Saturday, October 14, 2006

I have done all that I could to see the evil and the good...

Yeah, I know that no one reads this and that no one who might probably cares, but I feel the need to put something here. I'm going (hopefully in the next week or so) to a doctor, the doctor will give me a perscription for ADHD meds and I will probably be able to focus better. This may mean that the frequency of posting will go from "whenever I'm just drunk enough" to "whenever I have the time." There it is, drugs may improve me. I'm putting up a revised version of a story I posted a month or three back below.

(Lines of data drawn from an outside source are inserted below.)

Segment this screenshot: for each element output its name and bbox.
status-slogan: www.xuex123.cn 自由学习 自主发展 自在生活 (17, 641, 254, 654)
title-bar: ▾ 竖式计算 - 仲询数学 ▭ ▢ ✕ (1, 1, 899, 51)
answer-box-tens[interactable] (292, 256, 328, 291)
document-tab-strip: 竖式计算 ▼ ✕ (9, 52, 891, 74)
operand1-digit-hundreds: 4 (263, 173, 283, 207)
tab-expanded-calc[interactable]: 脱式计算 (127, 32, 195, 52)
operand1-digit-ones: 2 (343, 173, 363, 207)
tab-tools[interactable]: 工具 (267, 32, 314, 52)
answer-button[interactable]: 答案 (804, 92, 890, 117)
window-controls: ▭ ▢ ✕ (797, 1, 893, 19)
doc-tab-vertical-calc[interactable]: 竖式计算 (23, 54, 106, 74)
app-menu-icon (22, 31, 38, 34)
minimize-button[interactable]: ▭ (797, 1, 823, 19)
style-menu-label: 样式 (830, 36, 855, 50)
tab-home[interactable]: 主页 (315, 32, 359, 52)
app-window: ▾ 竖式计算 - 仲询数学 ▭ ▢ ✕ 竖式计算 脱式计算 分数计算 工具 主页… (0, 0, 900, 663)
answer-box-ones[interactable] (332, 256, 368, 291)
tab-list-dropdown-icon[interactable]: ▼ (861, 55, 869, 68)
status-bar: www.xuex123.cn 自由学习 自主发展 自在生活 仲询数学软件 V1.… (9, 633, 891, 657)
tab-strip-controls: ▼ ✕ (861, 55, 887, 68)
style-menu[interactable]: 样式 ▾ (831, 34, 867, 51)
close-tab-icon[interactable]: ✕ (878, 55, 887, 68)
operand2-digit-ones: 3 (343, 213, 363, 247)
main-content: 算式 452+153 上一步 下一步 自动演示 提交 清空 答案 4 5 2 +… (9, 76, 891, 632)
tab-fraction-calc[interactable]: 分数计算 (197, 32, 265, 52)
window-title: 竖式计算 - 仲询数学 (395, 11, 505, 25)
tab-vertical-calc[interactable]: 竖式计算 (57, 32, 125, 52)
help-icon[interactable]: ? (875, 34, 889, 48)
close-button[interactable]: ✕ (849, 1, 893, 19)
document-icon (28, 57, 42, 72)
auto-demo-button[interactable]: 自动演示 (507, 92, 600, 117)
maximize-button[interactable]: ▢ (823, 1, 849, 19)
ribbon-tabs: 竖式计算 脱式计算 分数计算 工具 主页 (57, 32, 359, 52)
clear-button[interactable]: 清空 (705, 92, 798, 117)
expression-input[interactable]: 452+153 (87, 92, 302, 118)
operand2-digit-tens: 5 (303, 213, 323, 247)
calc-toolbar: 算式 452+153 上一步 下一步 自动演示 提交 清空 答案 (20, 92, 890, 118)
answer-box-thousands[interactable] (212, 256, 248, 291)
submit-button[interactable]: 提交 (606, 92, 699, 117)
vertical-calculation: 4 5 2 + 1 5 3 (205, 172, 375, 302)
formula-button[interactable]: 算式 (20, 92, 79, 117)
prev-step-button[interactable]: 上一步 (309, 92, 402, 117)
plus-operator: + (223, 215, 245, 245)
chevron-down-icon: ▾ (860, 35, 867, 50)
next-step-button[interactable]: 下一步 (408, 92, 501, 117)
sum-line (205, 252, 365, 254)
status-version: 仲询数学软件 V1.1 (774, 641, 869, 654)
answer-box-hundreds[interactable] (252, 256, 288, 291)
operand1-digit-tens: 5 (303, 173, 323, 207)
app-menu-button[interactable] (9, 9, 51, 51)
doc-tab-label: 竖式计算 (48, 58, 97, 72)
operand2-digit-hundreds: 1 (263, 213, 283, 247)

He hadn't stopped crying for the last twenty miles. As Eliza pulled into the gas station, the lightning flickered again. It cracked close and and she heard a car alarm sound briefly, then stop when it realized there was no danger. She clutched the baby as she ran into the brown wood paneled and white stuccoed building. A woman was sitting behind the counter, thick glasses, pale flabby skin and a large gap in her large front teeth that prevented her from being bucktoothed. The floor was wet and Eliza's shoes squeaked like vicious mice as she stepped across the aging white linoleum. The whole place reeked of wet dog and stale cigarettes, despite the signs that told her both were not allowed in the store.
“How can I help ya?” The woman behind the counter said, helpful, but loud to be heard over the thunder, now frequent, and the baby's crying, which was constant.
“Is there somewhere I could change him?” Eliza said, bouncing Jonathan jr. ad she said it.
“Bathroom's back there” The woman, Joan according the the hand printed name tag on her white polo shirt, replied gesturing towards the area to the left of the register. “It's purty small, but so's he” she grinned wide as she said it.
“Thank you” she ducked into the bathroom, which was as small as a bathroom could be without using the toilet as a sink and changed him on the lid of the toilet. Washing her hands she looked at herself in the mirror, and proceeded to agonize over her wrinkled, sun-damaged tan face and bottle blond hair, which was matted from the rain. She spent several minutes trying to dry her hair with the cheap, ineffective hand dryer, giving up she grabbed her baby and made another mad dash around the building to her white, late-model Trans-Am. As she did so the woman behind the counter shouted “Aren't ya gonna buy something?” then when the answer was clearly no, she added “Bitch!”
She would have felt bad about not buying anything on any other night, but tonight she had to keep moving. If someone had asked her why or where she was going, she would have been at a loss, unable to explain it. She just knew that staying still for any longer than necessary was not an option.
Of course she knew why she had started moving, it was over, everything, it was all falling apart. It had happened in her first marriage, the hanging feeling that it was over, all but the lawyers and custody battle, but this time it was different, stronger and more terrifying, it wasn't just her marriage, it was her who was falling to pieces. She had decided to go to a friend's house about a hundred miles away, wait for the feeling to abate, call her lawyer and go back home. The friend was out of town for the week, she forgot to check ahead, she got in her car and drove away from home, that was three hundred miles before.
Jonathan was crying again, she kept driving, while trying to comfort him. The crying kept going, she turned, and screamed “Shut up, why do you keep crying? We can't stop again, we just can't, so stop it.” As she turned to look back at the road, a flash of lightning showed the milk truck she had been following jack knife, the trailer snapping loose and twisting. She realized just before the car hit that she was going to have to stop, the terror of stopping flooding away the fear of her or Jonathan jr's death. The car crumpled, the milk tank burst and leaked into the ditch mingling with the rain water.
The paramedics arrived 30 minutes later, the milk truck driver needed a dozen stitches in his forehead, Jonathan had miraculously survived the crash unharmed, and Eliza just sat in the puddle of milk and rain water and laughed, the water soaking her red sleeveless shirt and faded denim shorts. She stood up after they had checked her over and began to run the direction she had been driving. Running, she escaped them, the storm fading away as she disappeared in the distance. Jonathan had stopped crying and slept gently during the long drive to the hospital, while the truck driver stared forward blank.